Quellen sind für den einsamen Bergwanderer Luxus, Erlösung und Sicherheit gleichermaßen. Man muss kein alter Hase sein um nach kurzen Überschlagen zu vergegenwärtigen dass das schwerste Gepäckstück bei einer Bergwanderung mitnichten Zelt, Proviant oder der Schlafsack ist. Drei Liter Wasser sind solide drei Kilogramm und das ist das absolute Minimum mit dem man sich auf den Weg machen sollte wenn man der Zivilisation den Rücken kehrt. Daher sind munter und eiskalt hervorsprudelnde Quellen am Wegesrand der absolute Hauptgewinn. Dennoch möchte ich davon abraten, aufgrund in Karten verzeichneter Quellen auf der Tagesroute, den mitzunehmenden Wasservorrat zu reduzieren. Einerseits sind polnische Karten noch immer nicht auf dem vertrauenswürdigen Stand wie ihre tschechoslowakischen Pendants. Und andererseits kann eine solche Quelle, speziell im Sommer auch mal ausgetrocknet sein. Als zuverlässigen Wasserrutenersatz bieten sich übrigen Hunde an. Auch wenn es sich um den dämlichsten Stadtköter handelt, wenn ein Hund Durst hat, findet er überraschend schnell Wasserstellen.
Regen ist verständlicherweise einer der vielen natürlichen Feinde des Wanderers. Nichts spricht gegen ein solides Sommergewitter oder einen heftigen Schauer in der Nacht. Problematisch wird es aber immer dann wenn der Regen nicht aufhören will. Den Elementen ausgesetzt, nervt so ein stundenlanges Plätschern bedeutend mehr als in der Stadt. Natürlich kann man auch bei Regen wandern.
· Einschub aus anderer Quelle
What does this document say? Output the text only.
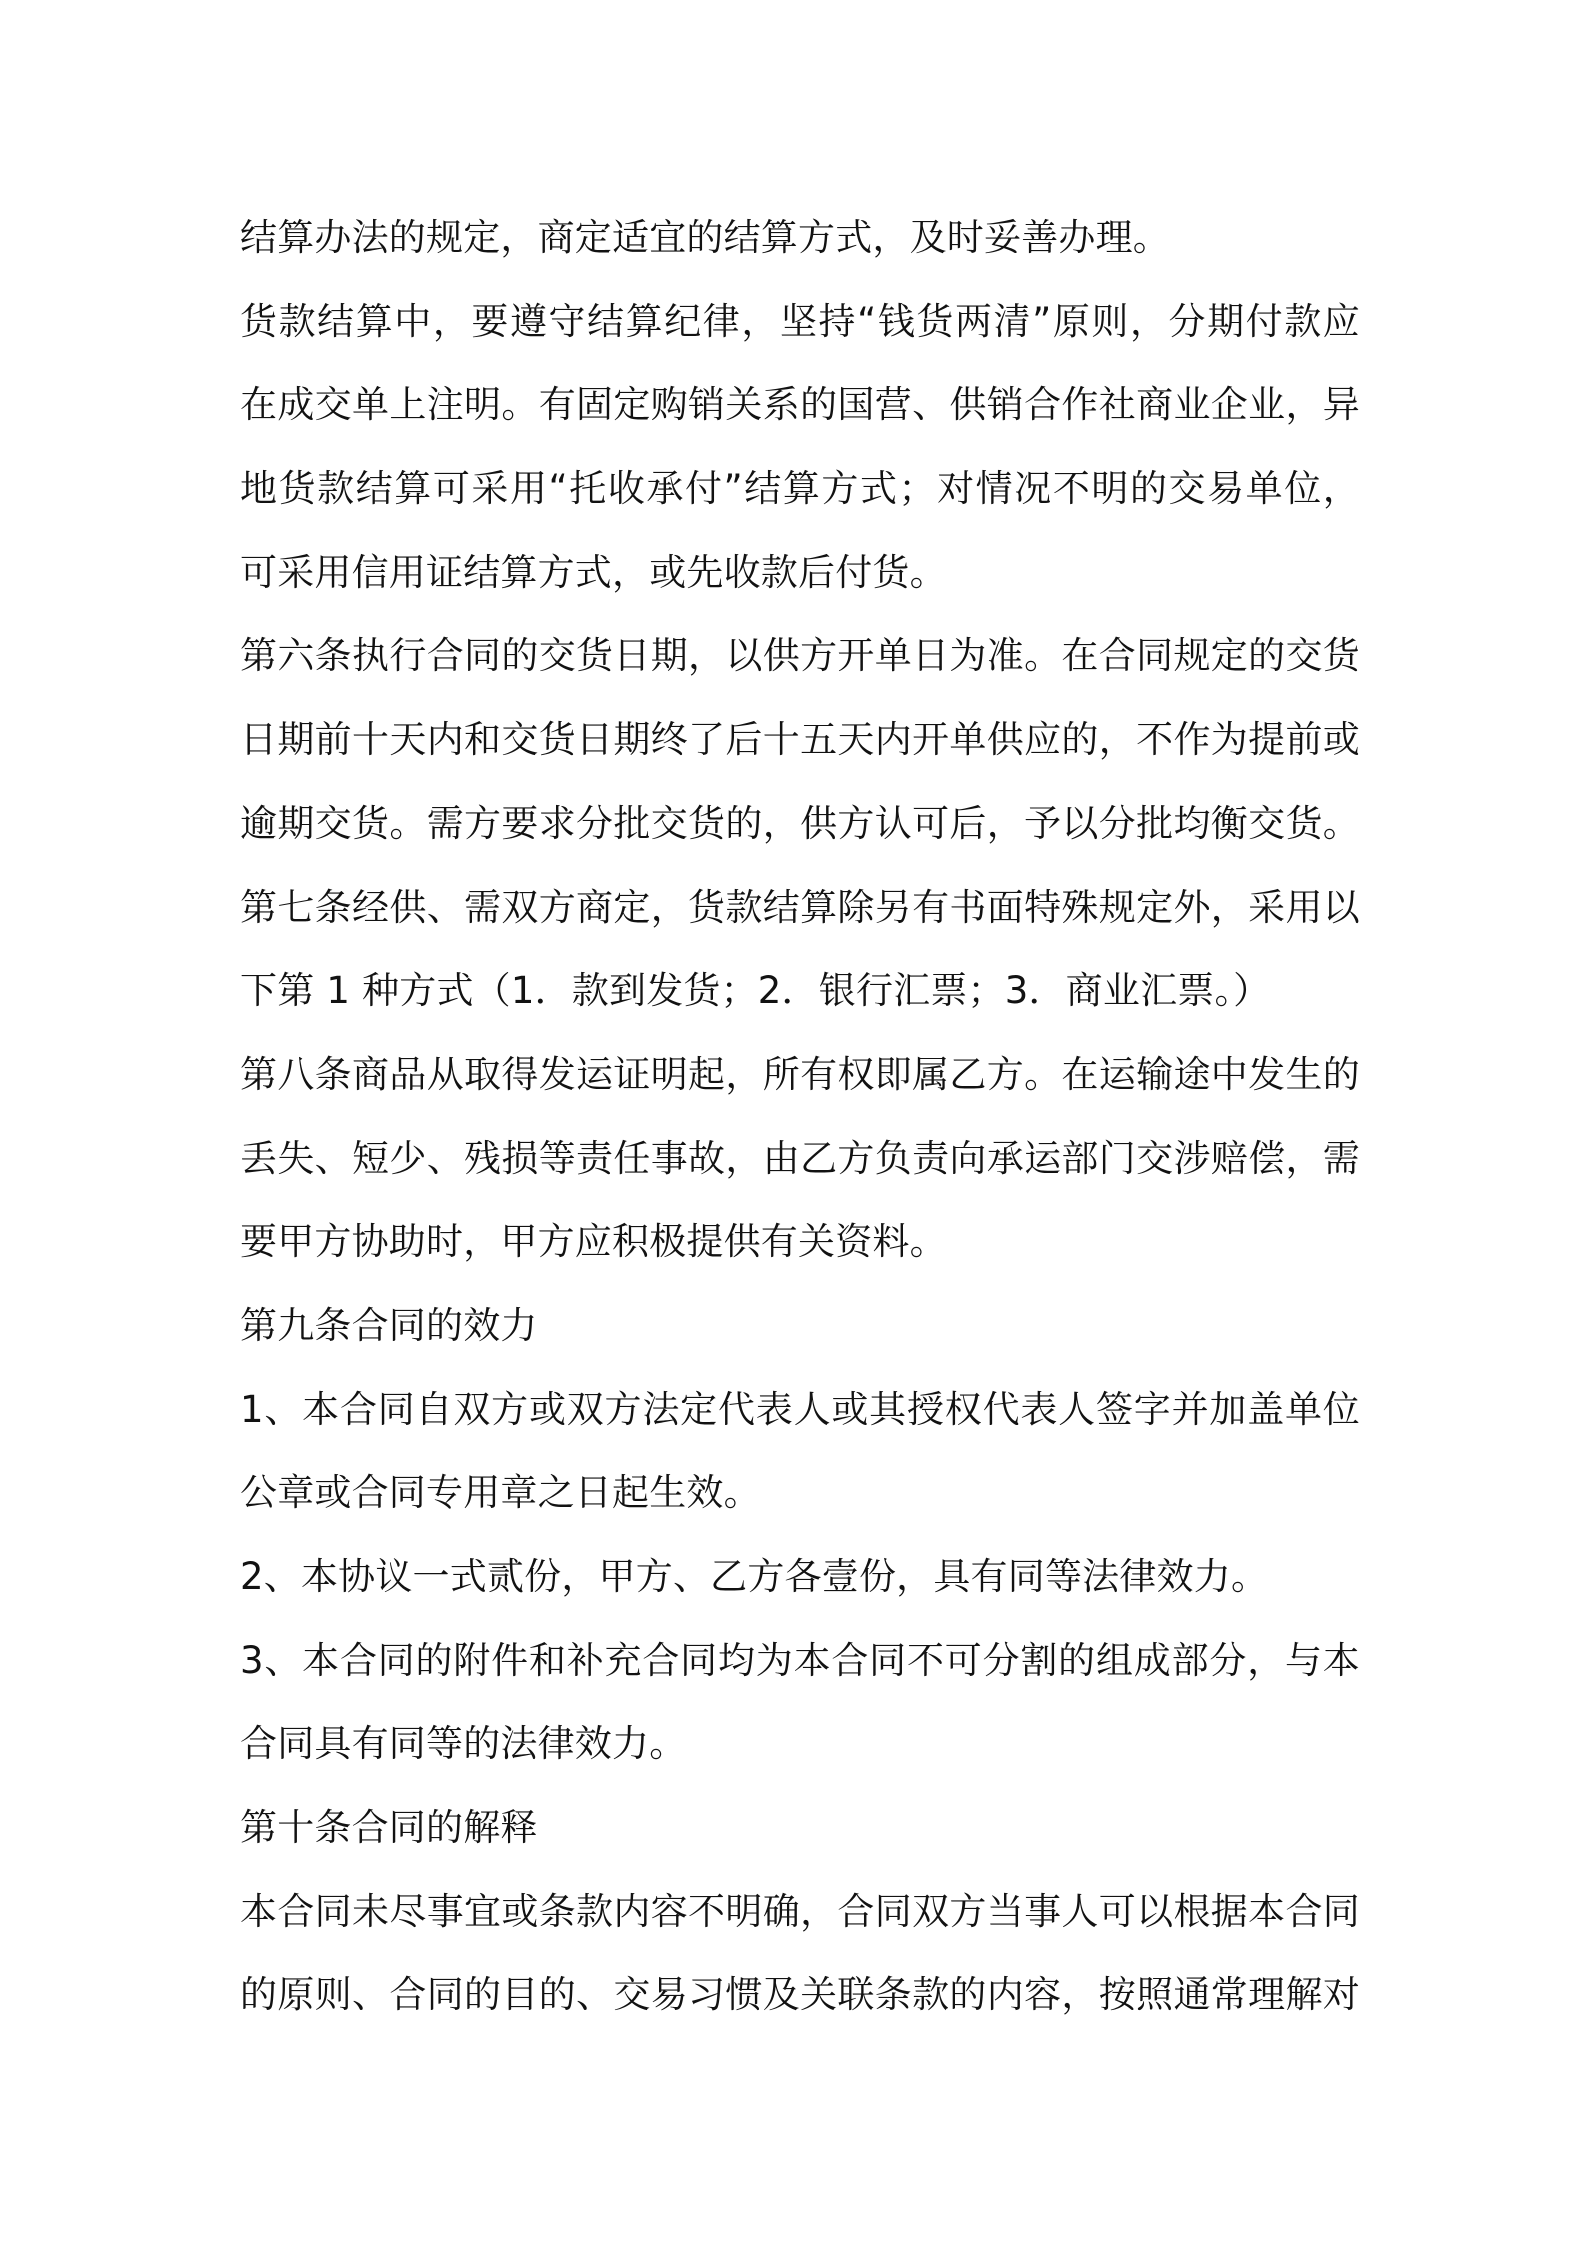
结算办法的规定，商定适宜的结算方式，及时妥善办理。
货款结算中，要遵守结算纪律，坚持“钱货两清”原则，分期付款应
在成交单上注明。有固定购销关系的国营、供销合作社商业企业，异
地货款结算可采用“托收承付”结算方式；对情况不明的交易单位，
可采用信用证结算方式，或先收款后付货。
第六条执行合同的交货日期，以供方开单日为准。在合同规定的交货
日期前十天内和交货日期终了后十五天内开单供应的，不作为提前或
逾期交货。需方要求分批交货的，供方认可后，予以分批均衡交货。
第七条经供、需双方商定，货款结算除另有书面特殊规定外，采用以
下第 1 种方式（1．款到发货；2．银行汇票；3．商业汇票。）
第八条商品从取得发运证明起，所有权即属乙方。在运输途中发生的
丢失、短少、残损等责任事故，由乙方负责向承运部门交涉赔偿，需
要甲方协助时，甲方应积极提供有关资料。
第九条合同的效力
1、本合同自双方或双方法定代表人或其授权代表人签字并加盖单位
公章或合同专用章之日起生效。
2、本协议一式贰份，甲方、乙方各壹份，具有同等法律效力。
3、本合同的附件和补充合同均为本合同不可分割的组成部分，与本
合同具有同等的法律效力。
第十条合同的解释
本合同未尽事宜或条款内容不明确，合同双方当事人可以根据本合同
的原则、合同的目的、交易习惯及关联条款的内容，按照通常理解对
Doch das ist auf Dauer witzlos und erinnert in seiner Konsequenz an so grenzwertige Vergnügungen wie Winterwanderungen. Jede Rast ist eher Müh- als Labsal, die Sicht beschränkt sich auf wenig erheiternde Grautonkompositionen und bald spürt man wie sich die Feuchtigkeit immer tiefer in einen hinein frisst. Bis schließlich alles modrig und klamm ist. Nein, das macht keinen Spaß und sollte so möglich in jedem Falle unterlassen werden. Besser einen Tag im Zelt oder in einer Chata verbracht und das Regenende abgewartet. Was aber, wenn auch am zweiten Tag beharrlich Tropfen fallen? Ja, auch am dritten Tag kein Ende abzusehen ist. Das ist wahrlich bitter und gehört zweifellos zu den härtesten Zerreißproben jeder Wanderung. So billig es auch klingt: Es gibt kaum eine andere Alternative als so eine Plage auszusitzen und abzuwarten. Und damit will ich es für heute gut sein lassen. Der nächste Teil wird etwas auf sich warten lassen da ich mal kurz das Land verlasse. Einmal dürft ihr raten wohin!